Separating the story into two distinct halves doesn’t exactly work for a smooth plot. It feels like this film has no middle. There’s a shaky beginning where the viewer is thrust into Kat’s mind and views a few details in her life that don’t necessarily pertain to her missing mother. There’s a solid enough ending that built up a decent amount of suspense. However, the shift from 1988 to 1991 feels way too jarring to stick with. It’s like two different tones without the glue holding them together. The second half is so much stronger than the first. This may be attributed to the fact that the character of Kat has grown up a bit and the emotional impact of her mom’s mystery is holding her back from truly living. Woodley is fairly annoying in the first half, but very compelling the in the second.

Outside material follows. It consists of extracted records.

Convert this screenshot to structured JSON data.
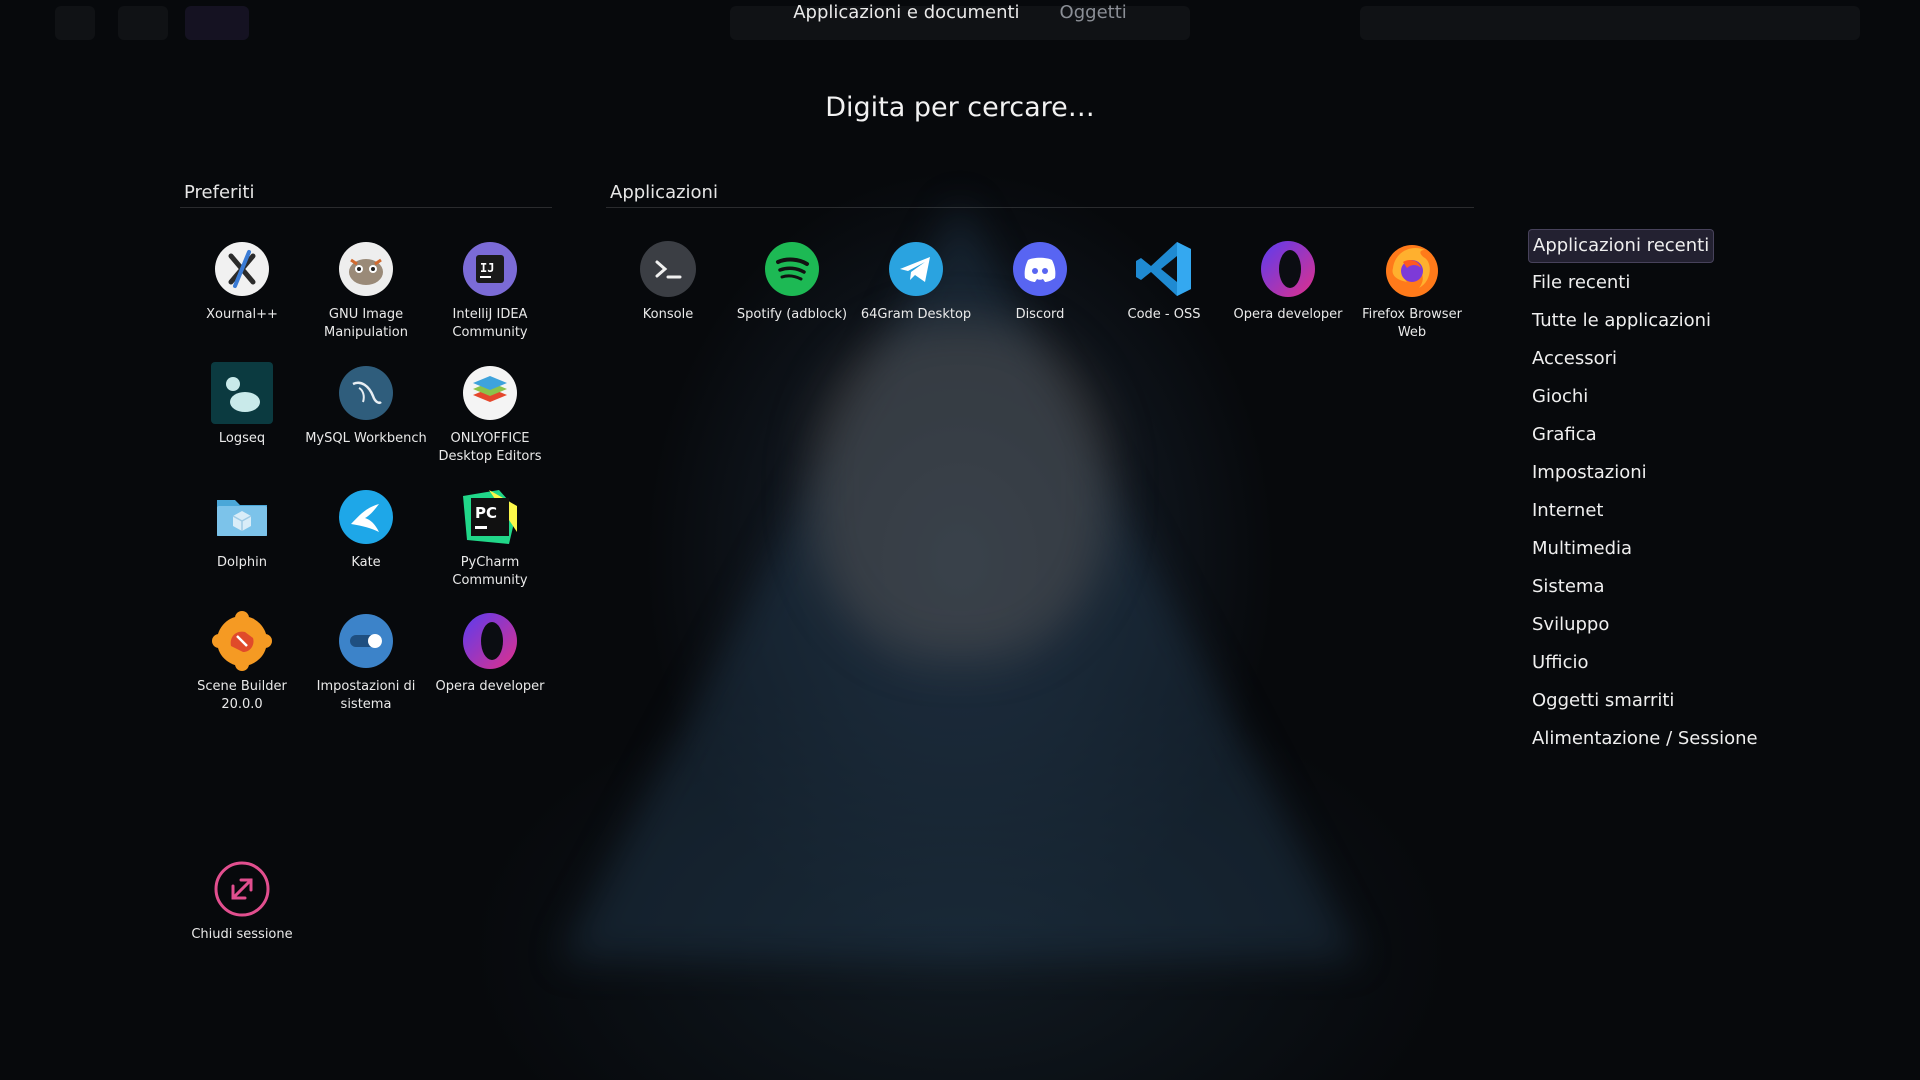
{
  "tabs": [
    {
      "label": "Applicazioni e documenti",
      "active": true
    },
    {
      "label": "Oggetti",
      "active": false
    }
  ],
  "search": {
    "placeholder": "Digita per cercare…"
  },
  "favorites": {
    "title": "Preferiti",
    "items": [
      {
        "label": "Xournal++",
        "icon": "xournal-icon"
      },
      {
        "label": "GNU Image Manipulation",
        "icon": "gimp-icon"
      },
      {
        "label": "IntelliJ IDEA Community",
        "icon": "intellij-icon"
      },
      {
        "label": "Logseq",
        "icon": "logseq-icon"
      },
      {
        "label": "MySQL Workbench",
        "icon": "mysql-workbench-icon"
      },
      {
        "label": "ONLYOFFICE Desktop Editors",
        "icon": "onlyoffice-icon"
      },
      {
        "label": "Dolphin",
        "icon": "dolphin-folder-icon"
      },
      {
        "label": "Kate",
        "icon": "kate-icon"
      },
      {
        "label": "PyCharm Community",
        "icon": "pycharm-icon"
      },
      {
        "label": "Scene Builder 20.0.0",
        "icon": "scene-builder-icon"
      },
      {
        "label": "Impostazioni di sistema",
        "icon": "system-settings-icon"
      },
      {
        "label": "Opera developer",
        "icon": "opera-icon"
      }
    ]
  },
  "applications": {
    "title": "Applicazioni",
    "items": [
      {
        "label": "Konsole",
        "icon": "konsole-icon"
      },
      {
        "label": "Spotify (adblock)",
        "icon": "spotify-icon"
      },
      {
        "label": "64Gram Desktop",
        "icon": "telegram-icon"
      },
      {
        "label": "Discord",
        "icon": "discord-icon"
      },
      {
        "label": "Code - OSS",
        "icon": "vscode-icon"
      },
      {
        "label": "Opera developer",
        "icon": "opera-icon"
      },
      {
        "label": "Firefox Browser Web",
        "icon": "firefox-icon"
      }
    ]
  },
  "session": {
    "label": "Chiudi sessione",
    "icon": "logout-icon"
  },
  "categories": [
    {
      "label": "Applicazioni recenti",
      "selected": true
    },
    {
      "label": "File recenti"
    },
    {
      "label": "Tutte le applicazioni"
    },
    {
      "label": "Accessori"
    },
    {
      "label": "Giochi"
    },
    {
      "label": "Grafica"
    },
    {
      "label": "Impostazioni"
    },
    {
      "label": "Internet"
    },
    {
      "label": "Multimedia"
    },
    {
      "label": "Sistema"
    },
    {
      "label": "Sviluppo"
    },
    {
      "label": "Ufficio"
    },
    {
      "label": "Oggetti smarriti"
    },
    {
      "label": "Alimentazione / Sessione"
    }
  ]
}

Other performers don’t seem to be giving it their all though. Two throwaway characters come in Kat’s annoying friends, while Thomas Jane feels like an unnecessarily big name to squeeze into a tiny role that only really pops up for three scenes (one of which moved the plot forward). Eva Green is over-the-top and seems to be channeling a combination of her characters from both Frank Miller adaptations she already starred in this year. Meanwhile, Christopher Meloni gives a surprisingly strong performance as Kat’s father. This character was way out there from what he usually plays. It was neat to see him pull off that range. To be fair to the cast, these characters aren’t exactly emotionally well-balanced. The dialogue feels unnatural, especially the sex conversations that seem to happen every few minutes. Shailene Woodley and Christopher Meloni deliver the best performances in this film.
Most of the positive qualities come in a rather dark final act that felt like it belonged in a far better film. This is where the Hitchcock-ish premise actually milked some tension. The conclusion itself might feel a bit lazy in speed-feeding the viewer scenes that might have been more affective if they played out in a decent span of running time, but the build-up is rock solid. I’ve heard that the movie deviates from the novel it’s based on in more ways than one (two of which regard the conclusion), so I can’t honestly say if the ending of the book might have worked better than the ending of the film. There’s a seed of a really awesome story in WHITE BIRD IN A BLIZZARD. It’s left to die rather than grown into a beautiful film about dark subject matter.
The bad outweighs the good here, but doesn’t necessarily bring the whole movie down. I’m disappointed with WHITE BIRD, but it has its moments. Shailene Woodley is a solid actress in nearly everything I’ve seen her in thus far (DIVERGENT aside). Christopher Meloni is also worth watching, because he slips into his character with such skill that I didn’t recognize him for a while. The closing act is compelling, while the opening act is shaky at best. There is nothing to link these two halves in a satisfying way though. WHITE BIRD IN A BLIZZARD is only worth watching if you want to see Shailene Woodley in a more provocative role, but I can’t outright recommend this one.